A long time ago, in another life, I lived in one room at the top of an old house at the corner of 14th Street and Peachtree Street in Atlanta, a rooming house run by an incredibly kind Quaker woman named Christine Wilson. I was young and pregnant and determined not to go home again, where no one would say what we were and everything I wanted to be was drowned out by the noise of my parents’ quarrels. That room was my one safe space: ten square feet where I could read, draw, sit on the tiny balcony with the newspaper, and retreat after work from a big city that both frightened and thrilled me. Another space that seemed almost as welcoming was the Quaker meeting house around the corner, where my landlady attended, and where I encountered again the civil rights movement that had been one source of my mother’s quarrels with me. That was my first experience with a church that moved outside its own walls with its beliefs, that lifted up everyone rather than divided.
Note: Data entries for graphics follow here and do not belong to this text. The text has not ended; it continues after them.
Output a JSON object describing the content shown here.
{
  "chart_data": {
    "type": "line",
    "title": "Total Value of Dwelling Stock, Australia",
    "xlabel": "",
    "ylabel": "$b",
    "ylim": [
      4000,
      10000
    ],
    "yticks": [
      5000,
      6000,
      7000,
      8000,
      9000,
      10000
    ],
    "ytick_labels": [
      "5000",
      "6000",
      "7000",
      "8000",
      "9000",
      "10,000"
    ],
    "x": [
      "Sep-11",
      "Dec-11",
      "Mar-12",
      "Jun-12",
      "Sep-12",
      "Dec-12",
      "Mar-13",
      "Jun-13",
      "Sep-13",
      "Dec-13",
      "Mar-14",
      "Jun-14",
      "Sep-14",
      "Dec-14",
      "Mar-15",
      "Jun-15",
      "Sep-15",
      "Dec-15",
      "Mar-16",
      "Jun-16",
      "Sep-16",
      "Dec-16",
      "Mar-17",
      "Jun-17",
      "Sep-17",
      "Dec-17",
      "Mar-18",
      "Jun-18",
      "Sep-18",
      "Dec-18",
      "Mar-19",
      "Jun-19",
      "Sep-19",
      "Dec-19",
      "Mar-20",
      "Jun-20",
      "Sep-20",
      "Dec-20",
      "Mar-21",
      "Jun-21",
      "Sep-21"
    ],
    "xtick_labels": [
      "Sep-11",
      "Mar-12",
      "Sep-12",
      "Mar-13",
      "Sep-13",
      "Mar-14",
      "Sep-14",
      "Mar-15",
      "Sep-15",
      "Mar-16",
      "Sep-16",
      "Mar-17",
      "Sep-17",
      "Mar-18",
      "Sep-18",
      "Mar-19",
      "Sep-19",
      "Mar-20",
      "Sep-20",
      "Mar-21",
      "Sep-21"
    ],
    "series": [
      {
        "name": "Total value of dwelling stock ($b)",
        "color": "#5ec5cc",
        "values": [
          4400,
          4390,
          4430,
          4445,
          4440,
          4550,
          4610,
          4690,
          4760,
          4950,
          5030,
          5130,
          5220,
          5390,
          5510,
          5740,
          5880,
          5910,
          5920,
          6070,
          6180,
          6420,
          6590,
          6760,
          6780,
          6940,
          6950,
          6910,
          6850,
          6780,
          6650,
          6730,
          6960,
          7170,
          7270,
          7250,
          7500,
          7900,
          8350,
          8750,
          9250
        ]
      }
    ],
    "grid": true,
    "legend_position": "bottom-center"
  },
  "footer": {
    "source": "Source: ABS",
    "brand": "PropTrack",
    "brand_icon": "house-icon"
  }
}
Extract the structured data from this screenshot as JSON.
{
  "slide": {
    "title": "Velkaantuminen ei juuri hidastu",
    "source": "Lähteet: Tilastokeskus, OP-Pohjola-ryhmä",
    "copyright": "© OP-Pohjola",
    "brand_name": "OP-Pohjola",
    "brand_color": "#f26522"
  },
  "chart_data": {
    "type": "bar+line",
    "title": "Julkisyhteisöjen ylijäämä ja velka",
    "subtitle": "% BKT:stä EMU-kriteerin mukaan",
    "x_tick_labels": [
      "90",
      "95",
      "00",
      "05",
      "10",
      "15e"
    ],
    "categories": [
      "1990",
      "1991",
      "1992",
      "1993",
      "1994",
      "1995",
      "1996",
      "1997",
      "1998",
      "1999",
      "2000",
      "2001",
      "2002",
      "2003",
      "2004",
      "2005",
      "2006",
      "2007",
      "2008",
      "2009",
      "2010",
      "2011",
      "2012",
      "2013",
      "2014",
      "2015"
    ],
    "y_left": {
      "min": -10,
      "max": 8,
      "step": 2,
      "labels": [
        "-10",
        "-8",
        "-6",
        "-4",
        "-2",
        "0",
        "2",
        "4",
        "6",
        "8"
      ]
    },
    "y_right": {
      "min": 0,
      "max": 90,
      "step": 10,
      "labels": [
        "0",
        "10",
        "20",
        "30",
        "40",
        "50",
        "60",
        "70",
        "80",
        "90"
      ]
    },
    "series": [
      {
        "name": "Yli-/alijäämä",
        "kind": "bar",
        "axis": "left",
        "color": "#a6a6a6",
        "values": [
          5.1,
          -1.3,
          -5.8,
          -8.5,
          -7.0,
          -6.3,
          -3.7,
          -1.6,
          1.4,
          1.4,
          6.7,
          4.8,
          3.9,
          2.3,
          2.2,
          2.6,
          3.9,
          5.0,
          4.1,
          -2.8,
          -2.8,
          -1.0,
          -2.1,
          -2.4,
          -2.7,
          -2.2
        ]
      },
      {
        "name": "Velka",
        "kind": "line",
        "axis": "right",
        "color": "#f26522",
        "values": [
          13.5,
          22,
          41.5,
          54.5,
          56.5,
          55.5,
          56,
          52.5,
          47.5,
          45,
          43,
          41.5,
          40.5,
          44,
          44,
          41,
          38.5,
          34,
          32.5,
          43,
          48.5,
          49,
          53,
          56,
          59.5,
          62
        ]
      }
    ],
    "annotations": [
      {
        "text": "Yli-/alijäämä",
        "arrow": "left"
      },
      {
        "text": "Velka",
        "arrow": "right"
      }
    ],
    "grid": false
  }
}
On my days off, I spent some time, also around the corner, at a temporary office for the Southern Christian Leadership Coalition, where someone discovered I could write reasonably legibly in large letters and so I was assigned to make posters for the marches and pickets. It was the days of Lester Maddox and a struggle for the soul of the city. Hosea Williams was leading the Jobs and Justice campaign and the first talk of African-Americans running for office was breaking the surface of the city’s staid downtown.
Eventually, I decided to marry and moved to Illinois. The day I packed my bags in my upstairs room, the other roomers, all poor working men, came to say goodbye. One gave me a small painting he’d done, a rich sworn of blues and reds. Mrs. Wilson hugged me and told me I would always be welcome. She had already let my room and the new boarder was outside now, talking to a friend.
I struggled not to cry as I made my way down the cracked front walkway. At the end, the two men were saying goodbye. One turned and strode toward the front door. I recognized him from the movement, already a legend for what he’d done as part of the Student Nonviolent Coordinating Committee. Just this year, I saw him portrayed in the movie Selma, which made me smile, as I smiled that day, thinking of that mild-mannered, fierce-souled man sitting on “my” balcony, gazing out over the city and making plans.
Tenuous as it is, this small connection with Julian Bond has always occupied a corner of my heart, right next to the small amount of courage I possess.
That long-ago day, he nodded and smiled at me. Then I watched him stride quickly toward Mrs. Wilson’s front door, like a man with a plan that he intends to see through.